Species of flowering plant

Pentanema hirtum is a species of perennial herbaceous plant belonging to the family Asteraceae. The specific Latin name hirtum refers to the type of hairiness (bristly and rough) of the plant.

==Description==
Pentanema hirtum reaches a height of 20–40 cm. The stem is ascending, simple (unbranched) and cylindrical, the surface is striped and hairy. These plants are covered with stiff hairs, almost bristly and light in color. The underground portion consists of a moderate-sized oblique rhizome of a light color. The average size of the rhizome is 2 mm in width and 25 mm in length.

All the leaves along the stem (cauline) are alternately arranged, irregularly toothed, erect, tomentose on both sides and hairy on the edge. They are usually laminar, leathery and rough. The base is rounded and the apex is obtuse. The average size of the leaves varies from 15–20 mm of width to a length of 40–50 mm. Lower leaves have an elliptical or elliptical-lanceolate shape and have a thin petiole. Their size is more or less similar to that of the cauline. Upper leaves are sessile, amplexicaul (their base is embracing the stem) and more lanceolate.

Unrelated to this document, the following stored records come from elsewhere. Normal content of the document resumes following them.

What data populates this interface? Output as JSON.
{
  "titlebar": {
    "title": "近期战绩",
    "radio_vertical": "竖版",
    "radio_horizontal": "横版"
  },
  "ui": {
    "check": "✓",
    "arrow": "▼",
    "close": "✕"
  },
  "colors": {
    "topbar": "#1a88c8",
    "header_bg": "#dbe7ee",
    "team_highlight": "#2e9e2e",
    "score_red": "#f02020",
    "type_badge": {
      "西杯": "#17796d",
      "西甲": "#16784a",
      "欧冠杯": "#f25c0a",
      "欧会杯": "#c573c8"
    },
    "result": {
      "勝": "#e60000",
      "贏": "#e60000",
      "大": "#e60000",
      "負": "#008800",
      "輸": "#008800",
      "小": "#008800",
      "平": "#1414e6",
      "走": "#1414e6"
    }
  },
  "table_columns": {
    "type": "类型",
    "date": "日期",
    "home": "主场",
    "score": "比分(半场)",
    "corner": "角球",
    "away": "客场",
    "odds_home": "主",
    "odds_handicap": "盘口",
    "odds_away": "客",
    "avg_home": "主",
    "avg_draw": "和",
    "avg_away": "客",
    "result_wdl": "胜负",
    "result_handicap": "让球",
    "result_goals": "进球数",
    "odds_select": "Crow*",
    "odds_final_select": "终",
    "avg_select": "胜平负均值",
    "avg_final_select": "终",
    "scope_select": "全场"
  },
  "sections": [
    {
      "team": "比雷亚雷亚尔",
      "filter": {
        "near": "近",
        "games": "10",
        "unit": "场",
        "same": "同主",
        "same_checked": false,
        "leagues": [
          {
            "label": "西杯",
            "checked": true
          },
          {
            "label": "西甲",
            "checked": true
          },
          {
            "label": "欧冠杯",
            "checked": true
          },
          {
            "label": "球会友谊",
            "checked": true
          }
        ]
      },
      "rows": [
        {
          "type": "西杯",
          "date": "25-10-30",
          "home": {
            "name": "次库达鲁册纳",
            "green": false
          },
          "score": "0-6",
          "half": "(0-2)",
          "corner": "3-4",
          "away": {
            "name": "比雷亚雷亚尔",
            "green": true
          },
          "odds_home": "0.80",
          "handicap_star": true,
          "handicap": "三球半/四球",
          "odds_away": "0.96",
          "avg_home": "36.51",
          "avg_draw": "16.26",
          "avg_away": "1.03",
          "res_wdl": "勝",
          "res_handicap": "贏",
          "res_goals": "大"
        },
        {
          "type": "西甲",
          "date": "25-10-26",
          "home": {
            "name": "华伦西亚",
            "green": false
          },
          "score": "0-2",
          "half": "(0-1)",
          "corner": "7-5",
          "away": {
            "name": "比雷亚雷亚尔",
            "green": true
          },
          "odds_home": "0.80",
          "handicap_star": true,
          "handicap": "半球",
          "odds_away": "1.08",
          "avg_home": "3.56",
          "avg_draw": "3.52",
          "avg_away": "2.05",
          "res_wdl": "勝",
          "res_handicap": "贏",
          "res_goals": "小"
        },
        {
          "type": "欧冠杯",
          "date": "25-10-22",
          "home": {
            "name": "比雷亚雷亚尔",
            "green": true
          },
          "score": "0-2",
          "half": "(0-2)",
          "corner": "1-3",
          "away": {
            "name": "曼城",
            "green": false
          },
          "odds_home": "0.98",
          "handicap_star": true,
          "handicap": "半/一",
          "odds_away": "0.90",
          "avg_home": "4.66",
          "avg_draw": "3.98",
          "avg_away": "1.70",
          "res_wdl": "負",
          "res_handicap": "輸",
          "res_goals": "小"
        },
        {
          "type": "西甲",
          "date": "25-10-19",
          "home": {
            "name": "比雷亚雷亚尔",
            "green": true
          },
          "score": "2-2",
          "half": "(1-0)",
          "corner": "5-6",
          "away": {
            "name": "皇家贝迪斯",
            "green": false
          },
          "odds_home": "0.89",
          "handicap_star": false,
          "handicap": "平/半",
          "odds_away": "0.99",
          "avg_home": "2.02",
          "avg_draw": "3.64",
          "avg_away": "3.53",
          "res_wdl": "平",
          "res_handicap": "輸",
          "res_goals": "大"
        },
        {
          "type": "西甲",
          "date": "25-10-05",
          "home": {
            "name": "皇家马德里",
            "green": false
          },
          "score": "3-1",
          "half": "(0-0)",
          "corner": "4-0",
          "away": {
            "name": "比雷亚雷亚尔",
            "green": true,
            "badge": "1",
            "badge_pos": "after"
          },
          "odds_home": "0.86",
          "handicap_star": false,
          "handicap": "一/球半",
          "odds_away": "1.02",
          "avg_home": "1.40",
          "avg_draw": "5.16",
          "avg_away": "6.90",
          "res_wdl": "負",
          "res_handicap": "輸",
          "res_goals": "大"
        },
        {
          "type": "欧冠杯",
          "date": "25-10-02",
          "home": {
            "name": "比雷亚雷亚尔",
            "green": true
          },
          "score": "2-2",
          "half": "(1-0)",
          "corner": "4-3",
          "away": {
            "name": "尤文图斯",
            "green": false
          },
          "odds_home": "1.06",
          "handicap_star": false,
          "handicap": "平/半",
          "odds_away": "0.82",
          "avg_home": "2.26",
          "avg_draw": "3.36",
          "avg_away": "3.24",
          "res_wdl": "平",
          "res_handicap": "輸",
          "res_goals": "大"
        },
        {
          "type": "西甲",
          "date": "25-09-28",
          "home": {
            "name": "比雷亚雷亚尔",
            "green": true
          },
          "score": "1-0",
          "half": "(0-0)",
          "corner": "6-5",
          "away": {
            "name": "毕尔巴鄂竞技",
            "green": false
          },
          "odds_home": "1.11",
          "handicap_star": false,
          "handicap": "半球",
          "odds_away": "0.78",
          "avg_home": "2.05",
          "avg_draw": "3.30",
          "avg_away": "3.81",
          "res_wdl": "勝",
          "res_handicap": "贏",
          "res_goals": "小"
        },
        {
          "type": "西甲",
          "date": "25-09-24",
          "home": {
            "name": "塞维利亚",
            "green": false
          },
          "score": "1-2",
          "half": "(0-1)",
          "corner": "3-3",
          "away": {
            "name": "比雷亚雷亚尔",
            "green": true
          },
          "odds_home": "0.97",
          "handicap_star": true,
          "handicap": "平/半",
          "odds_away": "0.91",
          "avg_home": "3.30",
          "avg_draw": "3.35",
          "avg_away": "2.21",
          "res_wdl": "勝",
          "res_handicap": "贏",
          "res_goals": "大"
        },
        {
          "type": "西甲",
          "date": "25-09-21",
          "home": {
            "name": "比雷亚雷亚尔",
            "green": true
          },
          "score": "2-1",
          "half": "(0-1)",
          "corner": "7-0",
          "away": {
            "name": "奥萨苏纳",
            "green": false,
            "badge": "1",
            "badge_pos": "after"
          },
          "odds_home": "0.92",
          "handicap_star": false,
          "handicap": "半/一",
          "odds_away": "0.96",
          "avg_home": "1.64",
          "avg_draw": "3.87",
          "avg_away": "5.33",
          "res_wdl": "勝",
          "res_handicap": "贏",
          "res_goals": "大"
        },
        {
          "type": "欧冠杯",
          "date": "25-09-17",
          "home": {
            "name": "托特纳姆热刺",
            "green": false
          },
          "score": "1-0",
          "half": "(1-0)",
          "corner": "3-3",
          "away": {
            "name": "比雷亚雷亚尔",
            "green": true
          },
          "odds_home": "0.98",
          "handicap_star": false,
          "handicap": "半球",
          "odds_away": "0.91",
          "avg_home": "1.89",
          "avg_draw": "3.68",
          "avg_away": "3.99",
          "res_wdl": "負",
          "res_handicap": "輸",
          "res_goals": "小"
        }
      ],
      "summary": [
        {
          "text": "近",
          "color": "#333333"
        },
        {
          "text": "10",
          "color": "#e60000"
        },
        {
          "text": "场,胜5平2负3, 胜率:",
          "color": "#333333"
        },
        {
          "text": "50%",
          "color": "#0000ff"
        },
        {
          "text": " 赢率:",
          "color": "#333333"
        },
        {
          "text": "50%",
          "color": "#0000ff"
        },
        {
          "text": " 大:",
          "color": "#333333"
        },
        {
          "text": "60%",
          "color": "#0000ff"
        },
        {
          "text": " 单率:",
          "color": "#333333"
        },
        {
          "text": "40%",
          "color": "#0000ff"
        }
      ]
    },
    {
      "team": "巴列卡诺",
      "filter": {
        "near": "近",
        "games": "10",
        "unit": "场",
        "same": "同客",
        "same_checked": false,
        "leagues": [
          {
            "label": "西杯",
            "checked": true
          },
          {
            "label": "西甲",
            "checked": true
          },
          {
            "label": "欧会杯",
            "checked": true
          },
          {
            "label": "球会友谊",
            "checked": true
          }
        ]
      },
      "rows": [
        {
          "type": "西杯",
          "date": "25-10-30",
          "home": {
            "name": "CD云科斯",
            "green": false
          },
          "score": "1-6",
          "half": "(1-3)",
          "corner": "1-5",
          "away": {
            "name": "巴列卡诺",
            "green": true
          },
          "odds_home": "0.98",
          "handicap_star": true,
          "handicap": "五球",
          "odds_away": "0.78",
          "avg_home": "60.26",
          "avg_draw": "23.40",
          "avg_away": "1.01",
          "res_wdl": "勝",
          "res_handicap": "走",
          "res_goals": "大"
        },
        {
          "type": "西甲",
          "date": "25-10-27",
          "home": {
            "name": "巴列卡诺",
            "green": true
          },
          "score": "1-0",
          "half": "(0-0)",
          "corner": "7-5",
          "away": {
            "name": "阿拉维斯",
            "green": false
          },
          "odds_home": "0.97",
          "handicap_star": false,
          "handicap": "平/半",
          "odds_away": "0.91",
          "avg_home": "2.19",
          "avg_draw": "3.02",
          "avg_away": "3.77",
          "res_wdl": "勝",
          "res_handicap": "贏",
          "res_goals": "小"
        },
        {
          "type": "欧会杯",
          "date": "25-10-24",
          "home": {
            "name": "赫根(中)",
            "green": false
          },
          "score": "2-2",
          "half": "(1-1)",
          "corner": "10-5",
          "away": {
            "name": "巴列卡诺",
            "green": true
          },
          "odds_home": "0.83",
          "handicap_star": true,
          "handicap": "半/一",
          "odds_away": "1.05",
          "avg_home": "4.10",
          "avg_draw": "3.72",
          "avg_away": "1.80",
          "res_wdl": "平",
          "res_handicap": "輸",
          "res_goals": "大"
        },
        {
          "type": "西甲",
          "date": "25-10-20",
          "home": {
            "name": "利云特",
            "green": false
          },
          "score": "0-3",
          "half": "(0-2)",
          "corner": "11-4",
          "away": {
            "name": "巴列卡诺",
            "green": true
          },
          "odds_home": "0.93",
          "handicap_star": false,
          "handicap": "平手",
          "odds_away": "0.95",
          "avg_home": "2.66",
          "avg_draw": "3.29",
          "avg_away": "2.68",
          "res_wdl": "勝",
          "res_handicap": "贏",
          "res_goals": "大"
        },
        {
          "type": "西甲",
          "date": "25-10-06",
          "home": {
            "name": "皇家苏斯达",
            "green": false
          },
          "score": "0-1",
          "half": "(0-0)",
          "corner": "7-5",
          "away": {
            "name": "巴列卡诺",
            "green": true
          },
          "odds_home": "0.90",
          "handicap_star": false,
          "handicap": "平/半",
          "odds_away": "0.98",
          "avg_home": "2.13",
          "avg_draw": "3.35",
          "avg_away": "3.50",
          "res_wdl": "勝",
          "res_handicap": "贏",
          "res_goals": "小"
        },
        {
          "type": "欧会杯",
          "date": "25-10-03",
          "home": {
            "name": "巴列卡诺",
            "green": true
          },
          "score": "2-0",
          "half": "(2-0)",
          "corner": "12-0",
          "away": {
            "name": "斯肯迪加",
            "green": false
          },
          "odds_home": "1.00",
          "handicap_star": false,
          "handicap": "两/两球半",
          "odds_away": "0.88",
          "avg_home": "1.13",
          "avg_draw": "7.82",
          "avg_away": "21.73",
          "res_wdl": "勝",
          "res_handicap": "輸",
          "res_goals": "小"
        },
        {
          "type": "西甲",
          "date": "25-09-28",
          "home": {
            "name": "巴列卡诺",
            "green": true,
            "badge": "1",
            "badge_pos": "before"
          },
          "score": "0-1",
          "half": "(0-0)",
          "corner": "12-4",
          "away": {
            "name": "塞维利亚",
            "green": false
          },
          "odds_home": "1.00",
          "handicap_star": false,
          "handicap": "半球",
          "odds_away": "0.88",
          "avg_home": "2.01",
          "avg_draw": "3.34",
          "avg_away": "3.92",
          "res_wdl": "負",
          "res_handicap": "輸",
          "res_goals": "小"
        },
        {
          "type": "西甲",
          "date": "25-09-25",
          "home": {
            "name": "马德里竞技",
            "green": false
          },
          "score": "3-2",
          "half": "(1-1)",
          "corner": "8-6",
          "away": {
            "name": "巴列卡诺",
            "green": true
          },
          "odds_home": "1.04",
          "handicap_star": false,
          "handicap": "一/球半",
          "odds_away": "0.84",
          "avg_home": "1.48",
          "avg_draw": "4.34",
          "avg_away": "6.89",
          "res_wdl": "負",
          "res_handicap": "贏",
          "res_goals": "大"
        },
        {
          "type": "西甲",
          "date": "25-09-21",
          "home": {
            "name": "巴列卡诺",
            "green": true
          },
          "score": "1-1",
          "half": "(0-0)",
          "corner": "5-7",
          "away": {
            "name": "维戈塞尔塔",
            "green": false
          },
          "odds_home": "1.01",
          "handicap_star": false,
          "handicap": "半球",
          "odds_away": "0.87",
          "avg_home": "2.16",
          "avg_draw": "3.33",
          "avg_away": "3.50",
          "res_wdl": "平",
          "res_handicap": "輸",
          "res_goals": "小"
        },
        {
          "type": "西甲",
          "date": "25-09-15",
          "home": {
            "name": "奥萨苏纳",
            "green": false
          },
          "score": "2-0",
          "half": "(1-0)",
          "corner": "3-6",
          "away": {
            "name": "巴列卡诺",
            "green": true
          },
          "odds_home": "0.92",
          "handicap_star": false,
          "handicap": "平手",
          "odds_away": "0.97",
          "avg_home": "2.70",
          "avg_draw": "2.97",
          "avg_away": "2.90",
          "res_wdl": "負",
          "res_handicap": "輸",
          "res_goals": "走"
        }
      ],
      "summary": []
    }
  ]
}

The flowers are hermaphrodite. The outer flowers are ligulate, bright yellow and female, while the inner ones are tubular, dark yellow and bisexual. The diameter of the flower varies from 35–50 mm. The flowering period extends from May through late September. The fruits are glabrous achenes with hairy appendages (pappus).

==Distribution==
This plant is distributed on Alps, Vosges, Jura Mountains, Pyrenees, Carpathian Mountains, Dinaric Alps, and Balkan Mountains. In the European plains this plant is widespread in southern France and through the Balkan Peninsula to the Caucasus and southern Russia.

==Habitat==
This species prefers dry meadows and pastures of hills and mountains. They can be found up to 1500 m above sea level.